Exemplar do que afirmo é a primeira página da edição do Globo do
dia 26 de abril de 1962. Depois de anunciar com alegria a “Primeira explosão
nuclear no Pacífico”, sem danos ambientais (embora também diga que “o
engenho lançado de um avião que voava a grande altitude, desencadeou numa força
explosiva calculada entre 20.000 e um milhão de toneladas de TNT”), o jornal
condenava a ameaça de aprovação do projeto do deputado Aarão Steinbruch que
instituía o 13º salário: “Os meios financeiros consideram altamente
inflacionária e de consequências desastrosas para a economia nacional a
implantação de um 13º salário”.
A previsão catastrofista vem no discurso do oráculo do conservadorismo de
então: “Deixando de lado a agricultura, para a qual faltam dados positivos, o
economista Eugênio Gudin calcula em cerca de Cr$ 80 bilhões a sobrecarga que o
aumento representaria no orçamento das empresas”.
Contam os fatos que o projeto foi aprovado e que sua aplicação acumula,
hoje, 50 anos de sucesso.
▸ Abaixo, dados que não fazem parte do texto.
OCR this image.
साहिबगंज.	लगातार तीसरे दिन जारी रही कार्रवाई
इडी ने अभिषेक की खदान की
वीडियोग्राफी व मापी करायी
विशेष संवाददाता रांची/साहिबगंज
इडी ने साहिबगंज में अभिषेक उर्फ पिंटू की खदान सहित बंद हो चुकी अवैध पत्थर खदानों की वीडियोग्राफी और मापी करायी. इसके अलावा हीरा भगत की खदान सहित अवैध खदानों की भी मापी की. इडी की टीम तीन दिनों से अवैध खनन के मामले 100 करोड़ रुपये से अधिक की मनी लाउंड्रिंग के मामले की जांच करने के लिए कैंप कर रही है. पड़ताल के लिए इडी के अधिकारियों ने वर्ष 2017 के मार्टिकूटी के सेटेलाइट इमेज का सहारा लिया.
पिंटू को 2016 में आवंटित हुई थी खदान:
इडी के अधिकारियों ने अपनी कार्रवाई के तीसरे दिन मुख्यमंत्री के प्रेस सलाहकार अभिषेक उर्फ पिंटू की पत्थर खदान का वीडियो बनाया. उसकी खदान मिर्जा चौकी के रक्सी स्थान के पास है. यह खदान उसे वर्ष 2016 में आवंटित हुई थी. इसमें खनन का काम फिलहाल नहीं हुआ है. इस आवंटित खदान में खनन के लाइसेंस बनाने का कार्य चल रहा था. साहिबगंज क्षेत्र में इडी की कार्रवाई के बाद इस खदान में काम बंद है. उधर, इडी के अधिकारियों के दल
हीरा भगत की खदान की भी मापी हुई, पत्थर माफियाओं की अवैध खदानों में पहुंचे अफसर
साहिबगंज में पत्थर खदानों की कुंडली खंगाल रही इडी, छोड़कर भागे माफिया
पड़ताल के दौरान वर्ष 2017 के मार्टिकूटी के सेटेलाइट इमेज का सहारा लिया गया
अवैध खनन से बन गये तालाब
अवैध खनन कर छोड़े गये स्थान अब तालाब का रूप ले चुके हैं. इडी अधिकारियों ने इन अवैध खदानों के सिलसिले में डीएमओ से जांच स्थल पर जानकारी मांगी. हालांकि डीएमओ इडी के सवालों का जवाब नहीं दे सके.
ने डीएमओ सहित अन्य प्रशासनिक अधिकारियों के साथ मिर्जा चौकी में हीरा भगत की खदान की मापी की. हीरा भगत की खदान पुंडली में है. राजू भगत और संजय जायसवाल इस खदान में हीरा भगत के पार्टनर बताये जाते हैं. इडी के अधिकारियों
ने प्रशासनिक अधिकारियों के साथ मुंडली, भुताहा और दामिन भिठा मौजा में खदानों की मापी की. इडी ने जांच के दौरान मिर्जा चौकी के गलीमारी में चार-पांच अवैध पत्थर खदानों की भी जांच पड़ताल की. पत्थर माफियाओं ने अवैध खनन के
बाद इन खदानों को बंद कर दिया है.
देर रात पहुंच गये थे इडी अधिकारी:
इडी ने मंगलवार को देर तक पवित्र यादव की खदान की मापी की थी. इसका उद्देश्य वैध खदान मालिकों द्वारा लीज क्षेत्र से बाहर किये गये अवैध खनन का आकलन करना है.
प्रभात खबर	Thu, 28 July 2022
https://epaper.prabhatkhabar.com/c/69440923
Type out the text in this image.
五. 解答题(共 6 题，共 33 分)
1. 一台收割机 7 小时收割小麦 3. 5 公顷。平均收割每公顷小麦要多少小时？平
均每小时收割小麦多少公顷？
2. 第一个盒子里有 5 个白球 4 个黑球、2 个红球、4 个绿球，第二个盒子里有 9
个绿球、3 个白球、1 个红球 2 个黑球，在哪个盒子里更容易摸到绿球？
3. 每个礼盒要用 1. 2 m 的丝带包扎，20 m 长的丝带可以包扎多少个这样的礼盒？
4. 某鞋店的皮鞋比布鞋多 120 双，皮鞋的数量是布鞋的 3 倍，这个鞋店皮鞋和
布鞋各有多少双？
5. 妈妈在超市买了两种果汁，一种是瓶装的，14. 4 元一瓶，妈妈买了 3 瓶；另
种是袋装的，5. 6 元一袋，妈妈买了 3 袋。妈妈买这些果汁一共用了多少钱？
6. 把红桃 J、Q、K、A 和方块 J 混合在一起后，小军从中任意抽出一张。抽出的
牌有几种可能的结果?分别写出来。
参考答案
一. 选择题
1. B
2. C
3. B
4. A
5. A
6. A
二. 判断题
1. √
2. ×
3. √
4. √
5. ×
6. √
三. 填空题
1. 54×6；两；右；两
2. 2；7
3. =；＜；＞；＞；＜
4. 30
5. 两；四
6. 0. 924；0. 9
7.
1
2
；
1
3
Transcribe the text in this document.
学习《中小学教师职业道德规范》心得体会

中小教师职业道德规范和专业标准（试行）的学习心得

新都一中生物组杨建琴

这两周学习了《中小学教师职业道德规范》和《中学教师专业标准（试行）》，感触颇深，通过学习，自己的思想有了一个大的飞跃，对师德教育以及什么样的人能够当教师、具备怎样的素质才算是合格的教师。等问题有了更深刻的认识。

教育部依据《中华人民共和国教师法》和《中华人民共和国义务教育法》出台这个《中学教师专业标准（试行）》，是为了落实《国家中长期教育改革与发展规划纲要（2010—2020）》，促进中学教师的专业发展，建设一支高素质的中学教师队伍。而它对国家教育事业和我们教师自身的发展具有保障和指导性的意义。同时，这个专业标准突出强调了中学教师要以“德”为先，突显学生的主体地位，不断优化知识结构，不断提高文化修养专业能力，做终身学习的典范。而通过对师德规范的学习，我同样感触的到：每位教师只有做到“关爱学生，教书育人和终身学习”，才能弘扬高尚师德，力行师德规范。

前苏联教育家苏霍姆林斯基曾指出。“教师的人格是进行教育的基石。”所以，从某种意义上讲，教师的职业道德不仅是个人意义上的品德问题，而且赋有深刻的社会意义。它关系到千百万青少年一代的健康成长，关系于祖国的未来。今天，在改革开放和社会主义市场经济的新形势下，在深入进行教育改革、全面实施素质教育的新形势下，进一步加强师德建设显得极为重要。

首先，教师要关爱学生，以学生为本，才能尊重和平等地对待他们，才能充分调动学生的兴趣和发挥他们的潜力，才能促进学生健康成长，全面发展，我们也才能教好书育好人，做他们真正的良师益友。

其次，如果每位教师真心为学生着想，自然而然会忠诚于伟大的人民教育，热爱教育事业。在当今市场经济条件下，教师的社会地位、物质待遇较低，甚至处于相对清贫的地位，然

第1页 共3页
Nenhuma empresa faliu por conta dele, o comércio
ganhou (e ainda hoje festeja a iniciativa) e começávamos ali a investir no que
até os ortodoxos reconhecem ser a alternativa de nossa economia, a saber, o
fortalecimento do mercado interno.
Na contramão da História, a mesma imprensa combatia, desde sua instituição,
tanto o salário mínimo (Decreto-Lei n.2 2.162 , de 12 de maio de 1940), quanto
seus reajustes anuais, sempre apontados como inflacionários. Assim, em 1954, o
anúncio de um reajuste de 100%, afinal concedido, provocou grande campanha de
imprensa, a edição de um famoso e subversivo “Memorial dos Coronéis” e, afinal,
a demissão do Ministro do Trabalho, João Goulart. Jamais aumentar salários,
jamais regular a remessa de lucros para o exterior, taxar as grandes fortunas e
as grandes heranças. Jamais estabelecer alíquotas crescentes do Imposto sobre a
Renda. Derrubar a CPMF e assim desfalcar o orçamento de nada menos que o
ministério da Saúde, ah! isso, sim… Para “destravar a economia”? Não. Seu
objetivo era reduzir o controle das movimentações financeiras.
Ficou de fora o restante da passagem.